Hockey stars help local firefighters raise money for those in need
The Hanson Brothers were in Cowtown Sept. 26, and they weren’t strumming on guitars and mashing keyboards singing MMMBop. The Hanson Brothers at the Max Bell arena were the ones known for slapping pucks, bashing boards and slashing shins.
The stars of the 1977 hockey film “Slap Shot” – David Hanson, Jeff Carlson and Steve Carlson – were in town to take part in the Battle of the Badges charity hockey game on the Monday that saw the Calgary and Edmonton fire department hockey teams go head-to-head.
In the 1970’s, Hanson and the Carlson brothers – Jeff, Steve and Jack – all played professional hockey together for the Johnstown Jets, out of Pennsylvania, which was part of the North American Hockey League.
Known for their rough, tough and sometimes unruly ways on the ice, a teammates sister wrote the movie Slap Shot, about the Johnstown Jets – called the Charlestown Chiefs in the film.
However, Jack was unable to star in the film and Hanson replaced him in that role. With the release of the film, notoriety was gained by the so-called “Hanson Brothers” for being menaces on the ice.
After 34 years, the enforcing trio of the Charlestown Chiefs haven’t changed their approach to the game.
“We’re going to go out and rape, pillage and create as much mayhem as we can,” said Hanson.
But the game wasn’t just about wreaking havoc on the ice, as all proceeds went to two charities – The Calgary Firefighters Burn Treatment Society (CFBTS) and Project Warmth Society of Alberta.
The CFBTS has raised $12 million over the past 15 years, all of it going towards helping those recovering from severe burns. The Project Warmth Society provides warm clothing to those in need, and during 2010 approximately 60,000 pieces of warm clothing were handed out in Calgary.

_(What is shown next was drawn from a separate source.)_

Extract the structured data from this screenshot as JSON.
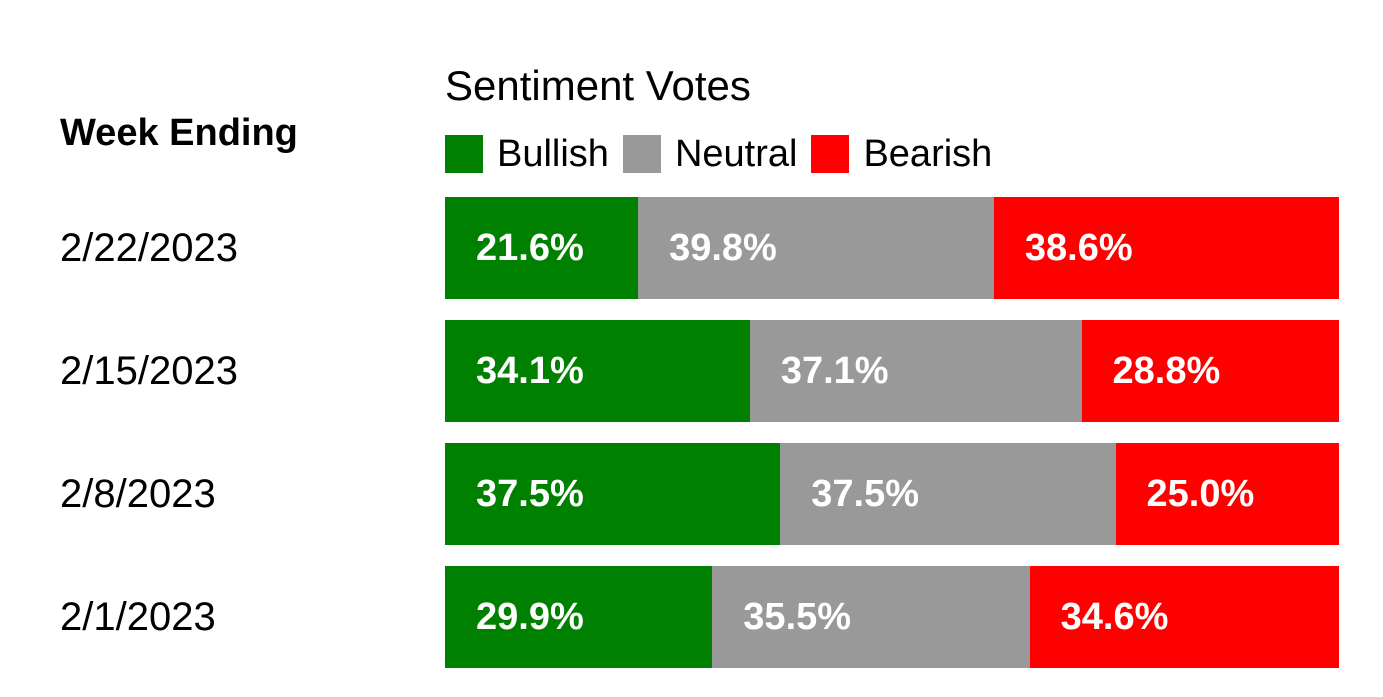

“These are the guys that are out there helping us and protecting us and saving our lives,” Hanson said. “To be in the same locker room with these guys … is a big bonus to it.”
“Even though we’re the slapstick entertainment tonight we are the ones who are really honoured to be a part of the team,” Steve added.
Also in attendance was former National Hockey League referee, Kerry Fraser. Having officiated over 2,000 NHL games, he was more than capable of keeping the Hanson Brothers in check.
But the cause of the game hit close to home for Fraser who has a son in London, Ont. working as a firefighter, and another son in New Jersey working as a transit police officer.
“Just from a cause perspective it’s to support the kind of stuff that our kids have chosen as professions,” he said.
Jeremy Leece, local firefighter and vice president of the CFBTS, frequently deals with burn victims and has seen what it takes for one to heal.
“When you’re that closely attached to it you see the aftermath of a burn and you know how intense the rehab is… Not only is it horrific from a media standpoint but we know from the inside how long term the healing goes on.”
According to Leece, the charity hockey game raised around $6,500, which will be split between the two charities.
The Hanson Brothers and Fraser made seven different stops on the Battle of the Badges tour, helping raise funds for a total of nine different charities in seven Canadian cities
Calgary marked the end of the Battle of the Badges tour, but for Leece it’s only the beginning.
“This is just one year of many,” he said. “We hope to have it year after year and have the public and businesses come out and support us.”